Getting It Just Right: Forecasting And The Manufacturing Goldilocks Complex

What corporations need is an interactive application that integrates with existing back and front office systems to aggregate information — and a company culture that encourages the capture and use of the data.

Sales forecasting is a tricky business. Overestimate demand and you end up with excess inventory sitting around and tying up capital. Underestimate demand and you run out of stock — and run the risk that customers will go to competitors. This is the Manufacturing Goldilocks Complex: you need to get your forecast “just right.”

The sweet spot is to have enough to satisfy anticipated demand but not too much as to end up with an excess of obsolete inventory. But that can be a tall order in today’s world — where many companies must balance global customer demand with multi-partner supply chains. However, such capabilities are increasingly critical to a business’s success. Today’s companies are dealing with a demand-driven economy where they must be agile and move quickly stay completely on top of customers’ needs.

That kind of agility requires a company to collect data and turn it into actionable intelligence that the supply chain and manufacturing can use. In most companies, the demand and supply sides of the business are typically handled separately, operating different processes and systems which often require manual intervention to bridge the gap.

Getting to “just right” is an achievable goal, but it requires the front and back office to work together to effectively align forecasts to sales and demand planning. Aligning your supply chain and manufacturing with reliable sales forecast is critical to your company’s success, allowing you to increase efficiency and sales.

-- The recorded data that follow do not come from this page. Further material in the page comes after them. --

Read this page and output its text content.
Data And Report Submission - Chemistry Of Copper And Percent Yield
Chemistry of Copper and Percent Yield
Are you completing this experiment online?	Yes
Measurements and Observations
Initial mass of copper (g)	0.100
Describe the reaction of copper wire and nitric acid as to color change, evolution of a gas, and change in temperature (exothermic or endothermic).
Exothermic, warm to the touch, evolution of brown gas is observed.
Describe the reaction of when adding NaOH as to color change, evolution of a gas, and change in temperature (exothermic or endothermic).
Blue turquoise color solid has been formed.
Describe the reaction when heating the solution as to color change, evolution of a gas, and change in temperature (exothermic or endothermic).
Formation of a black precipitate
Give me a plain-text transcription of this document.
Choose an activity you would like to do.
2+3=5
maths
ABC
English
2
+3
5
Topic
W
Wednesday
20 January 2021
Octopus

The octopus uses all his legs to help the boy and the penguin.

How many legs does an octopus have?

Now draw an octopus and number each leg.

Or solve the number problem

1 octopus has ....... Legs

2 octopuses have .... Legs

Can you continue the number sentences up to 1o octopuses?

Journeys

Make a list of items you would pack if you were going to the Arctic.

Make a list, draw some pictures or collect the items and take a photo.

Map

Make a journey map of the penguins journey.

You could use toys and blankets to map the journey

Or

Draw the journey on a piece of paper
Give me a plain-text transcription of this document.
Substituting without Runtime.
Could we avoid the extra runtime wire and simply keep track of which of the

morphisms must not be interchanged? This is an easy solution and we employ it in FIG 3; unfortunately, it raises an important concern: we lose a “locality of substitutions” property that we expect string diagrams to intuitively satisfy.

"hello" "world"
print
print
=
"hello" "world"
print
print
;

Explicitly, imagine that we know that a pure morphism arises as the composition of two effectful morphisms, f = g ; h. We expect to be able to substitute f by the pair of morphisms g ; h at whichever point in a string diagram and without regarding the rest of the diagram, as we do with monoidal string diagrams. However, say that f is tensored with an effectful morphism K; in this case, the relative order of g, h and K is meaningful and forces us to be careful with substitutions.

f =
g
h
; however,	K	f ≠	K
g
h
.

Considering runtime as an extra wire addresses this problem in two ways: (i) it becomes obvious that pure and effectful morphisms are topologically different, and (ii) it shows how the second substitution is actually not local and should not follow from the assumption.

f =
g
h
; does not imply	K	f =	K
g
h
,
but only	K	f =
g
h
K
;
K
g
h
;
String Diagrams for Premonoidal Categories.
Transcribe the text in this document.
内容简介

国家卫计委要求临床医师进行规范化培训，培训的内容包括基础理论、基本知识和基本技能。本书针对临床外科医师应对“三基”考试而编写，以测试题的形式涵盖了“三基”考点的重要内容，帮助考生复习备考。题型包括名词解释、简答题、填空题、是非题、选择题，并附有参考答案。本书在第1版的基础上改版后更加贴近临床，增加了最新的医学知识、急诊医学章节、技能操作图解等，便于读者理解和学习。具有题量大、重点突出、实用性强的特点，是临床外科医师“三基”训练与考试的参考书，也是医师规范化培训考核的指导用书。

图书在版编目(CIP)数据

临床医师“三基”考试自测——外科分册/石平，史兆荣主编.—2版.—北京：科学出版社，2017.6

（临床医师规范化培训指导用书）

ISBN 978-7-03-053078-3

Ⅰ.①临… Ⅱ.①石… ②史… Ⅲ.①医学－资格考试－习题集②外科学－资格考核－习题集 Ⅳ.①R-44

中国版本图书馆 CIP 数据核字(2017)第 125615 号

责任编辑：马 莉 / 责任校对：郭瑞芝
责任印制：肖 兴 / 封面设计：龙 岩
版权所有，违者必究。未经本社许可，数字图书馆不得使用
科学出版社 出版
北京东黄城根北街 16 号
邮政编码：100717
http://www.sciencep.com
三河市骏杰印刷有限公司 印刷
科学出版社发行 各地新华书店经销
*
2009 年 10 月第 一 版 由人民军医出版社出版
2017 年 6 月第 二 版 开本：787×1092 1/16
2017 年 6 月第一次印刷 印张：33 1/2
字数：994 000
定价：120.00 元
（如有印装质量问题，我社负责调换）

Many corporations use spreadsheets or home-grown applications to create forecasts that are designed to coordinate supply and demand, but too often these forecasts are inactive documents that sit on a manager’s desk — and are updated a couple times a month, if that. Instead, what corporations need is an interactive application that integrates with existing back and front office systems to aggregate information — and a company culture that encourages the capture and use of the data. Done right, this allows more accurate forecasting, more aligned production and distribution, more satisfied customers — and increased revenue.

But what would such an application look like and how can you company effectively collect and employ the data? Here are some things to consider:

No. 1 - Capturing Information. Since salespeople on are the front lines with the best access to customers, it’s important to capture data from them. However, they’re often focused on the current sale in front of them; entering forecast data can feel like extra work. The easier you make it to enter the data, the more likely they are to do so.

Good forecasting applications should be easily accessible remotely and should work within a company’s existing sales applications — so that salespeople can enter data in the field and without needed to open a new program. If you can remove obstacles to entering the essential data, it improves adoption.

No. 2 - Consistent and Complete Information. Your forecast is only as good as the information it is built upon. The forecasting process should be structured, consistent, and carefully followed by everyone in the company. The right tool can make this easier. It should integrate with back office applications such as your CRM and ERP applications to collect historical data on sales and production. The more consistent and careful the information gathering process is, the less time employees spend double checking numbers or trying to fill the holes in incomplete data. It also removes employees’ skepticism about the data — driving better results.

No. 3 - Evaluate the Data. Be sure to sure to demonstrate to everyone in the company that you’re examining the data for quality and consistency — and scrubbing the bad data. And show that you’re paying attention to the forecasts. When people see the data being carefully collected and effectively used, it increases their compliance with data collection. Also, if they trust the data’s accuracy, then they are more confident about the forecasts. You also want to pay particular attention to changing trends over time so you can leverage data to make business decisions.

No. 4 - Real Time Information. Instead of releasing new forecast data a couple times a month, the right application allows information to be adjusted in real time. It will also share information with multiple users at the same time — permitting people in the field, as well as management, to have visibility into recent changes. This means that sales people can make immediate changes to plans instead of waiting for the next sales cycle. Real-time information also gives the supply chain team insight into demand, so they can make changes accordingly. This improves performance and reduces risk by helping employees identify potential problems and address them quickly.

No. 5 - Data Analysis. One of the most valuable parts of such a system is that you can aggregate data and analyze it, making it easier to track variances to quotes and investigate the reasons. You can ask questions about factors that lead to variances and plan for them in the future. The right application can also measure variances by sales person, product or customer, so you can pinpoint particular issues. Forecasts can be measured over time to determine their accuracy and explore the reasons for variances.

The right application can help with data analytics, including predictive analytics that will help analyze whether your company will have an excess or run short of a product. Predictive analytics can also help you understand a customer’s run rate — how quickly they run through specific products — to predict future needs. It can also note and analyze the how and why behind missed opportunities.

The right application allows your company to become a demand-driven enterprise. By integrating the supply and demand chains, businesses can make a cultural and technological shift from a supply-driven “push” business model to a customer-centric, demand, “pull-oriented” business model. Integrating front and back office functions is the best way to create high-quality customer experiences. It reduces inventory expenses and enables just-in-time manufacturing to deliver the experience that the customer is expecting.

 Andy Schoka is Managing Director of Acumen Solutions.